Se prémunir contre deux risques
Au-delà de la conformité réglementaire, l’intérêt du bâtiment bas carbone se lit à travers deux types de risques que ces actifs permettent d’anticiper. Le premier est un risque réglementaire : construire ou rénover selon des standards bas carbone évite qu’un actif ne devienne obsolète lorsque les seuils d’émissions se durciront, un scénario que la trajectoire européenne rend de plus en plus probable. Le second est un risque énergétique et économique : la décarbonation d’un bâtiment passe le plus souvent par un recours accru à des énergies propres, généralement moins exposées à la volatilité des prix. Une performance qui se traduit directement par une réduction des charges pour les occupants, qu’il s’agisse d’investisseurs institutionnels, d’entreprises locataires ou de particuliers.

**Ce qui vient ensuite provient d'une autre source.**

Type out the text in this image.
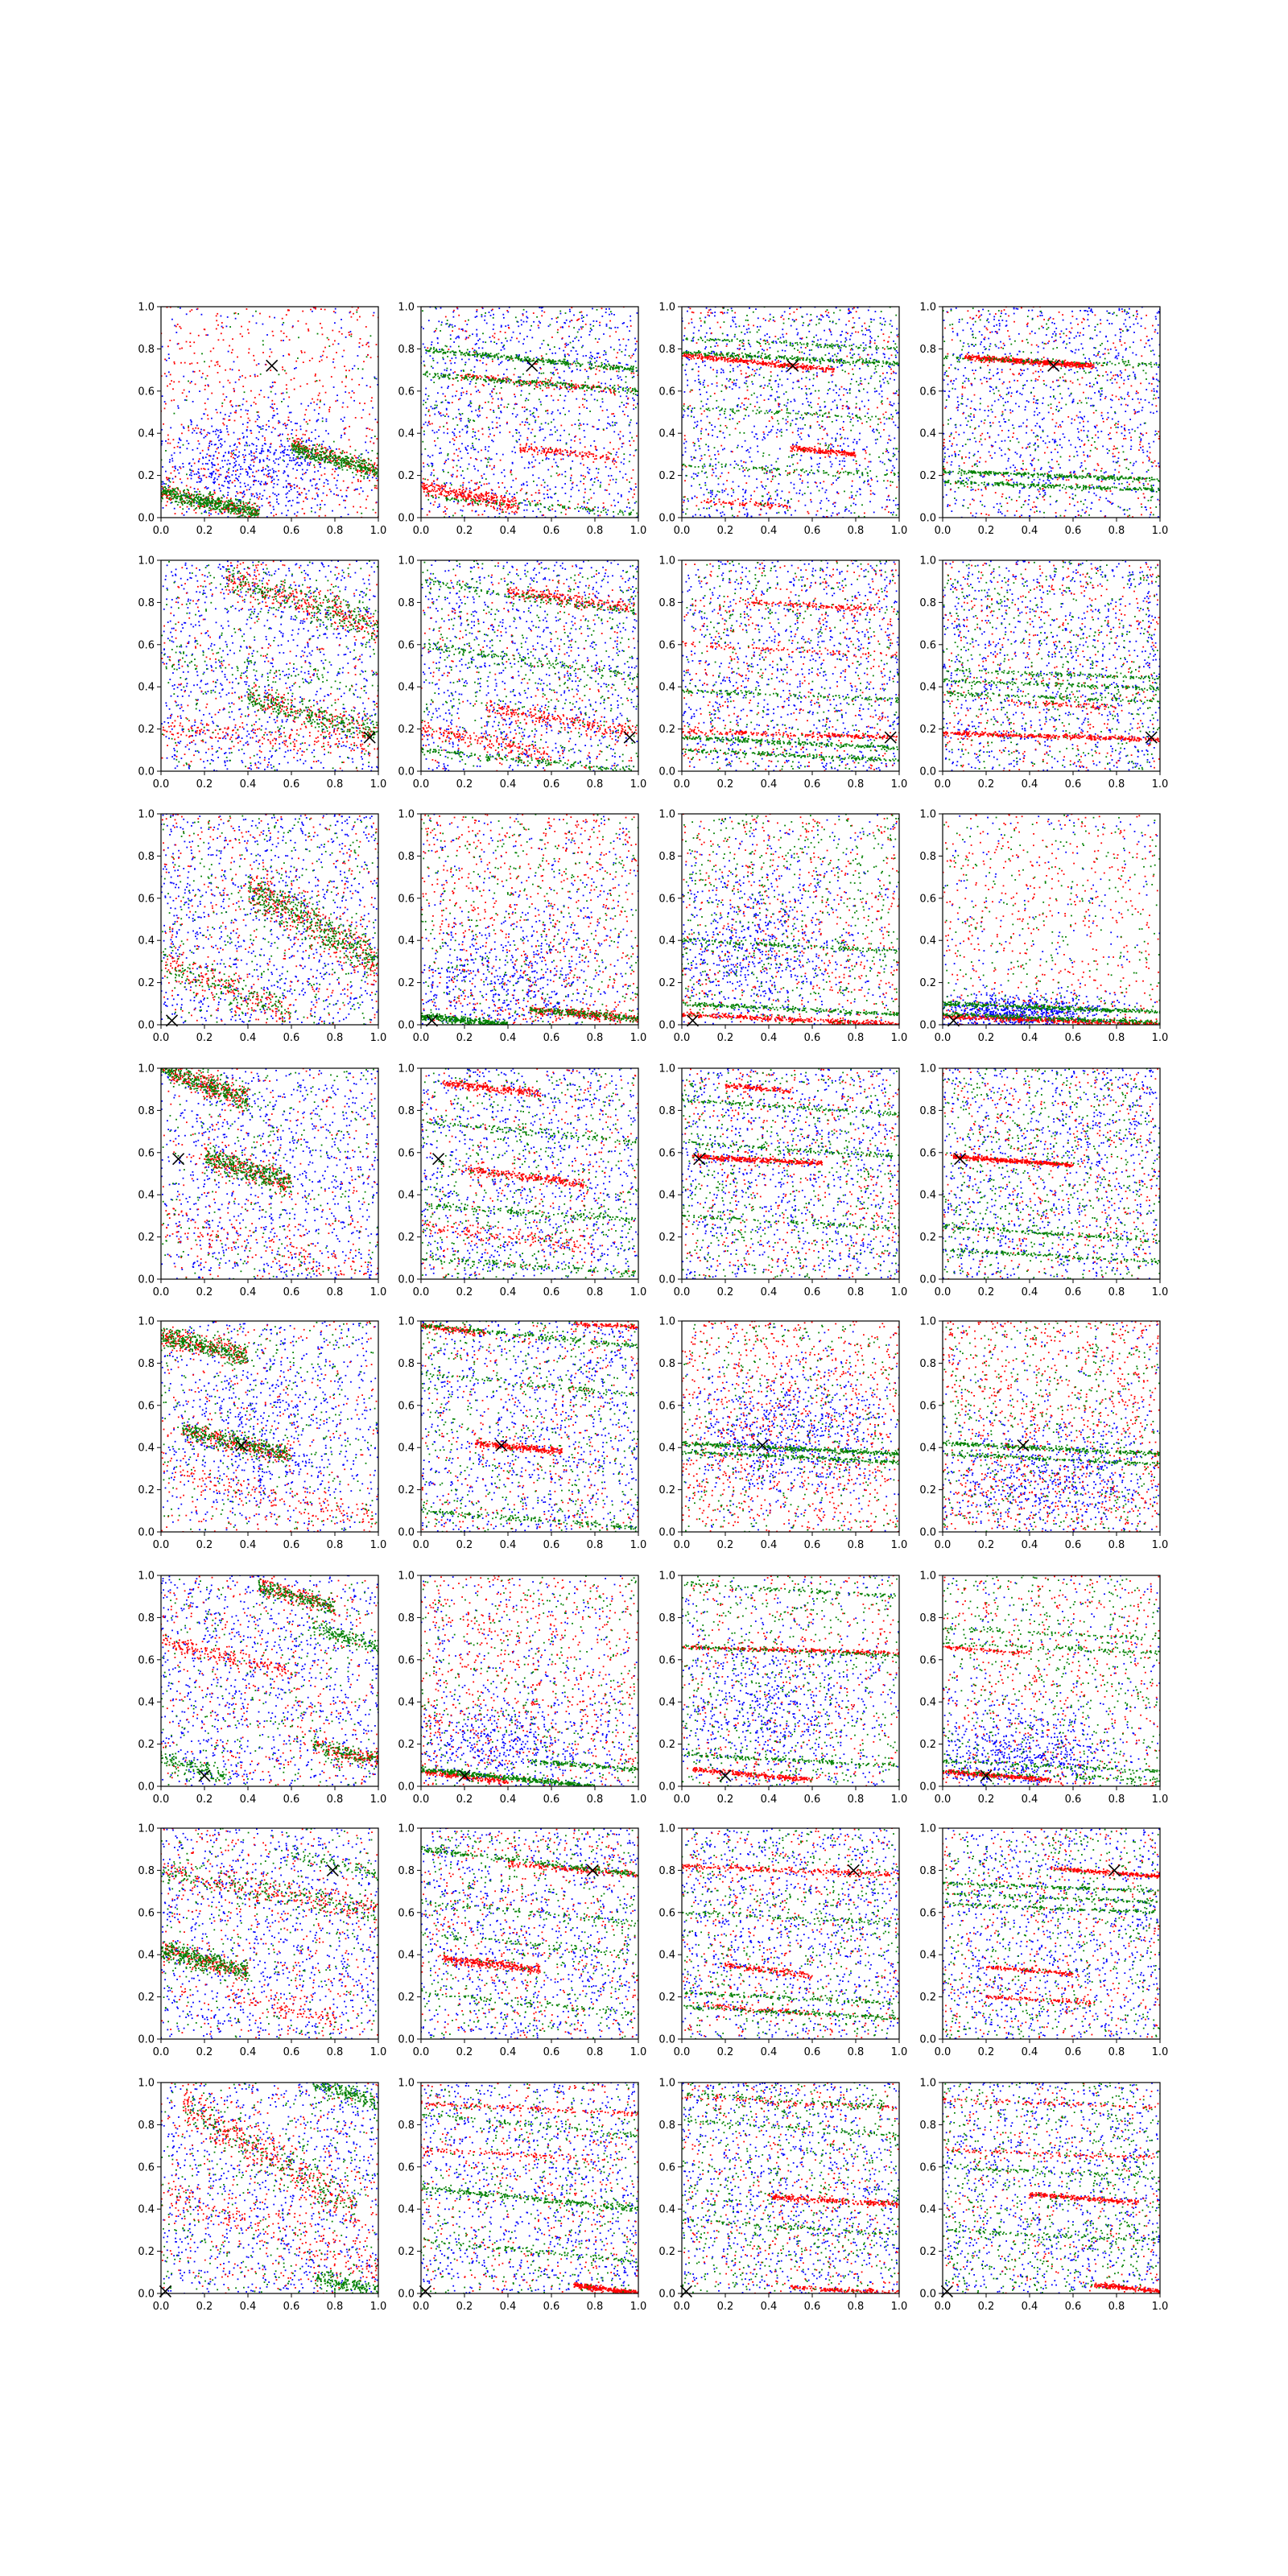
0.0
0.0
0.2
0.2
0.4
0.4
0.6
0.6
0.8
0.8
1.0
1.0
0.0
0.0
0.2
0.2
0.4
0.4
0.6
0.6
0.8
0.8
1.0
1.0
0.0
0.0
0.2
0.2
0.4
0.4
0.6
0.6
0.8
0.8
1.0
1.0
0.0
0.0
0.2
0.2
0.4
0.4
0.6
0.6
0.8
0.8
1.0
1.0
0.0
0.0
0.2
0.2
0.4
0.4
0.6
0.6
0.8
0.8
1.0
1.0
0.0
0.0
0.2
0.2
0.4
0.4
0.6
0.6
0.8
0.8
1.0
1.0
0.0
0.0
0.2
0.2
0.4
0.4
0.6
0.6
0.8
0.8
1.0
1.0
0.0
0.0
0.2
0.2
0.4
0.4
0.6
0.6
0.8
0.8
1.0
1.0
0.0
0.0
0.2
0.2
0.4
0.4
0.6
0.6
0.8
0.8
1.0
1.0
0.0
0.0
0.2
0.2
0.4
0.4
0.6
0.6
0.8
0.8
1.0
1.0
0.0
0.0
0.2
0.2
0.4
0.4
0.6
0.6
0.8
0.8
1.0
1.0
0.0
0.0
0.2
0.2
0.4
0.4
0.6
0.6
0.8
0.8
1.0
1.0
0.0
0.0
0.2
0.2
0.4
0.4
0.6
0.6
0.8
0.8
1.0
1.0
0.0
0.0
0.2
0.2
0.4
0.4
0.6
0.6
0.8
0.8
1.0
1.0
0.0
0.0
0.2
0.2
0.4
0.4
0.6
0.6
0.8
0.8
1.0
1.0
0.0
0.0
0.2
0.2
0.4
0.4
0.6
0.6
0.8
0.8
1.0
1.0
0.0
0.0
0.2
0.2
0.4
0.4
0.6
0.6
0.8
0.8
1.0
1.0
0.0
0.0
0.2
0.2
0.4
0.4
0.6
0.6
0.8
0.8
1.0
1.0
0.0
0.0
0.2
0.2
0.4
0.4
0.6
0.6
0.8
0.8
1.0
1.0
0.0
0.0
0.2
0.2
0.4
0.4
0.6
0.6
0.8
0.8
1.0
1.0
0.0
0.0
0.2
0.2
0.4
0.4
0.6
0.6
0.8
0.8
1.0
1.0
0.0
0.0
0.2
0.2
0.4
0.4
0.6
0.6
0.8
0.8
1.0
1.0
0.0
0.0
0.2
0.2
0.4
0.4
0.6
0.6
0.8
0.8
1.0
1.0
0.0
0.0
0.2
0.2
0.4
0.4
0.6
0.6
0.8
0.8
1.0
1.0
0.0
0.0
0.2
0.2
0.4
0.4
0.6
0.6
0.8
0.8
1.0
1.0
0.0
0.0
0.2
0.2
0.4
0.4
0.6
0.6
0.8
0.8
1.0
1.0
0.0
0.0
0.2
0.2
0.4
0.4
0.6
0.6
0.8
0.8
1.0
1.0
0.0
0.0
0.2
0.2
0.4
0.4
0.6
0.6
0.8
0.8
1.0
1.0
0.0
0.0
0.2
0.2
0.4
0.4
0.6
0.6
0.8
0.8
1.0
1.0
0.0
0.0
0.2
0.2
0.4
0.4
0.6
0.6
0.8
0.8
1.0
1.0
0.0
0.0
0.2
0.2
0.4
0.4
0.6
0.6
0.8
0.8
1.0
1.0
0.0
0.0
0.2
0.2
0.4
0.4
0.6
0.6
0.8
0.8
1.0
1.0
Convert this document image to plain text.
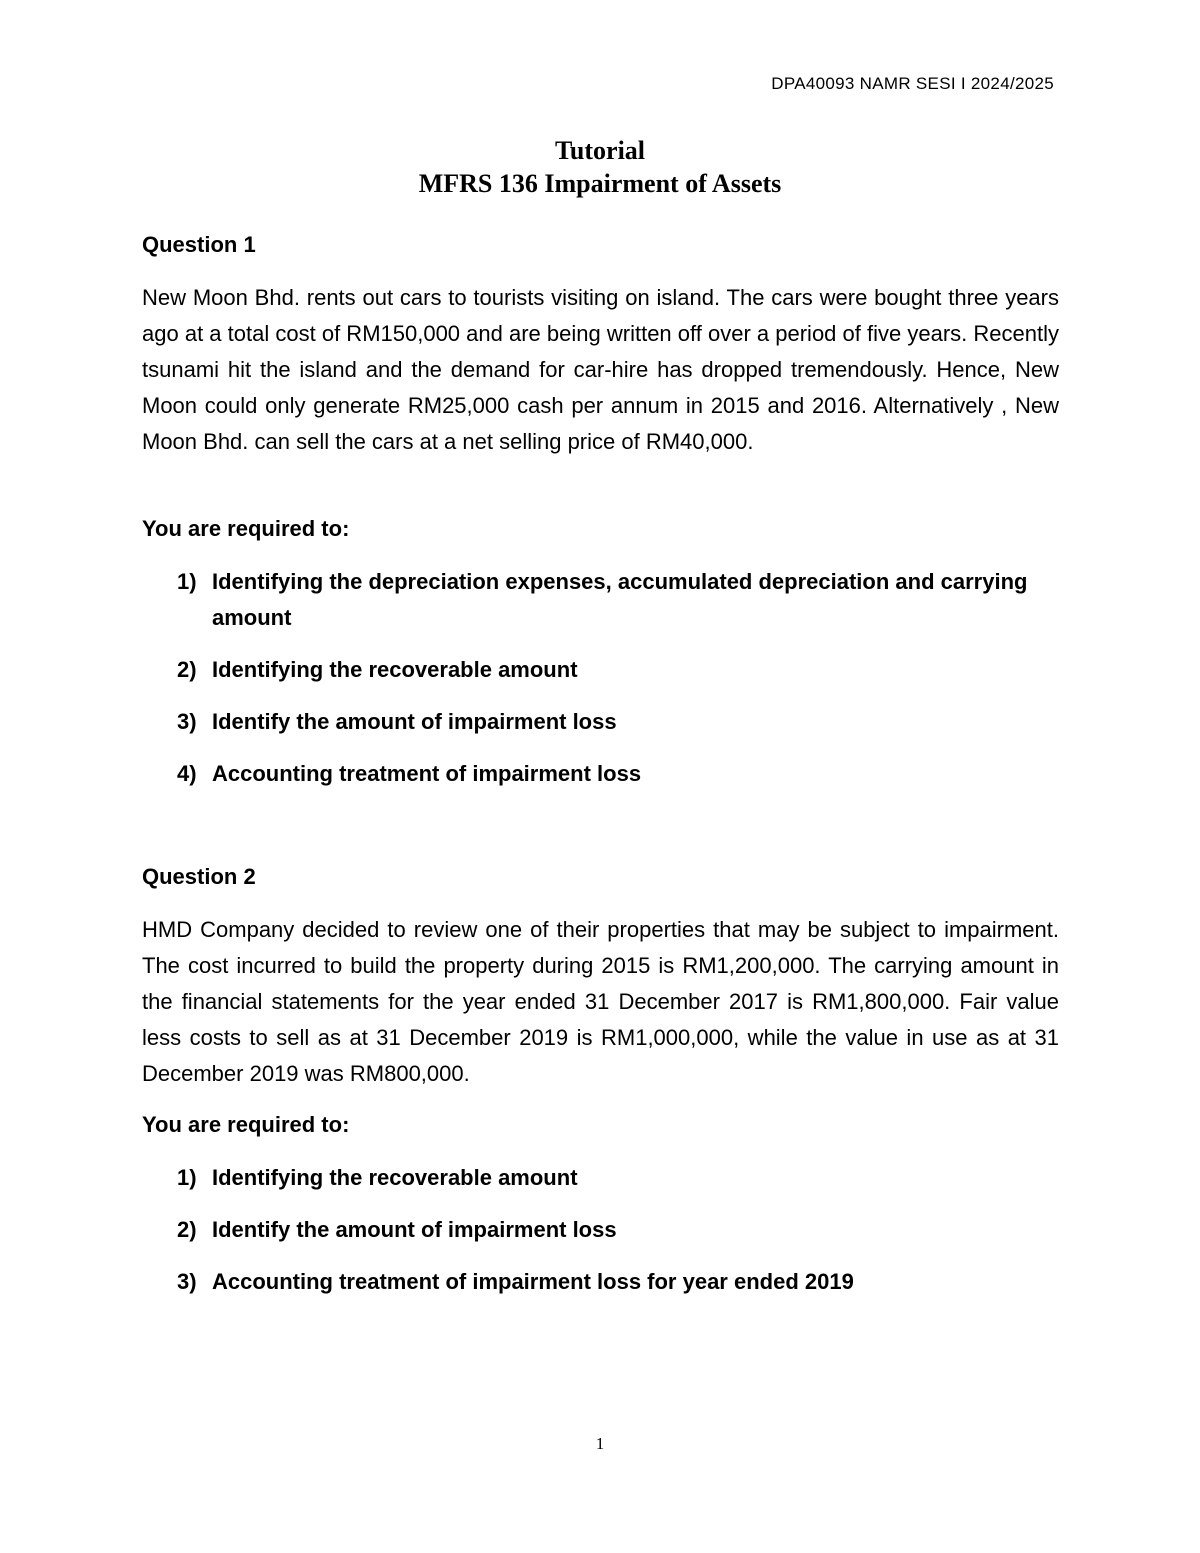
DPA40093 NAMR SESI I 2024/2025
Tutorial
MFRS 136 Impairment of Assets

Question 1

New Moon Bhd. rents out cars to tourists visiting on island. The cars were bought three years ago at a total cost of RM150,000 and are being written off over a period of five years. Recently tsunami hit the island and the demand for car-hire has dropped tremendously. Hence, New Moon could only generate RM25,000 cash per annum in 2015 and 2016. Alternatively , New Moon Bhd. can sell the cars at a net selling price of RM40,000.

You are required to:

1) Identifying the depreciation expenses, accumulated depreciation and carrying amount
2) Identifying the recoverable amount
3) Identify the amount of impairment loss
4) Accounting treatment of impairment loss

Question 2

HMD Company decided to review one of their properties that may be subject to impairment. The cost incurred to build the property during 2015 is RM1,200,000. The carrying amount in the financial statements for the year ended 31 December 2017 is RM1,800,000. Fair value less costs to sell as at 31 December 2019 is RM1,000,000, while the value in use as at 31 December 2019 was RM800,000.

You are required to:

1) Identifying the recoverable amount
2) Identify the amount of impairment loss
3) Accounting treatment of impairment loss for year ended 2019
1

Une expansion portée par le privé, la France en fer de lance
LCBI ne compte pas s’arrêter à ses dix pays actuels. L’initiative travaille à étendre sa couverture géographique, un chantier qui suppose d’identifier, marché par marché, des partenaires locaux capables de tester la méthodologie sur des projets pilotes avant toute généralisation. Ce sont d’abord les acteurs privés qui portent cette dynamique, bien davantage que les pouvoirs publics. Et parmi eux, les entreprises françaises se distinguent par leur avance : la maturité réglementaire acquise avec la RE2020 en fait des références qui inspirent aujourd’hui la construction du cadre européen.
Un nouveau référentiel dédié à la logistique
Signe de la montée en puissance de l’initiative, LCBI lance un référentiel européen spécifiquement conçu pour le secteur de la logistique. Ce chantier répond à une demande directe d’une dizaine d’acteurs du secteur — parmi lesquels AEW, Virtuo, GSE, Lidl ou encore Steph —, confrontés à un besoin croissant : celui de pouvoir faire certifier et vérifier de façon indépendante et fiable leurs engagements bas carbone. La logistique, secteur en forte croissance et particulièrement exposé aux enjeux fonciers et énergétiques, cherchait un cadre de référence qui lui soit propre plutôt qu’une transposition des standards tertiaires classiques.
Ce nouveau label logistique sera certifié par deux organismes indépendants, Bureau Veritas et CertiVEA, garantissant aux investisseurs et aux locataires une évaluation rigoureuse et reconnue.
Un cadre appelé à devenir la norme
À mesure que la réglementation européenne se resserre et que les investisseurs intègrent le risque climatique dans leurs stratégies d’allocation, des référentiels comme LCBI apparaissent moins comme une option que comme une anticipation nécessaire. En construisant un langage commun de la mesure carbone, l’initiative se positionne comme un outil clé pour accompagner la transition bas carbone du secteur immobilier européen, bureaux, hôtels et désormais logistique compris.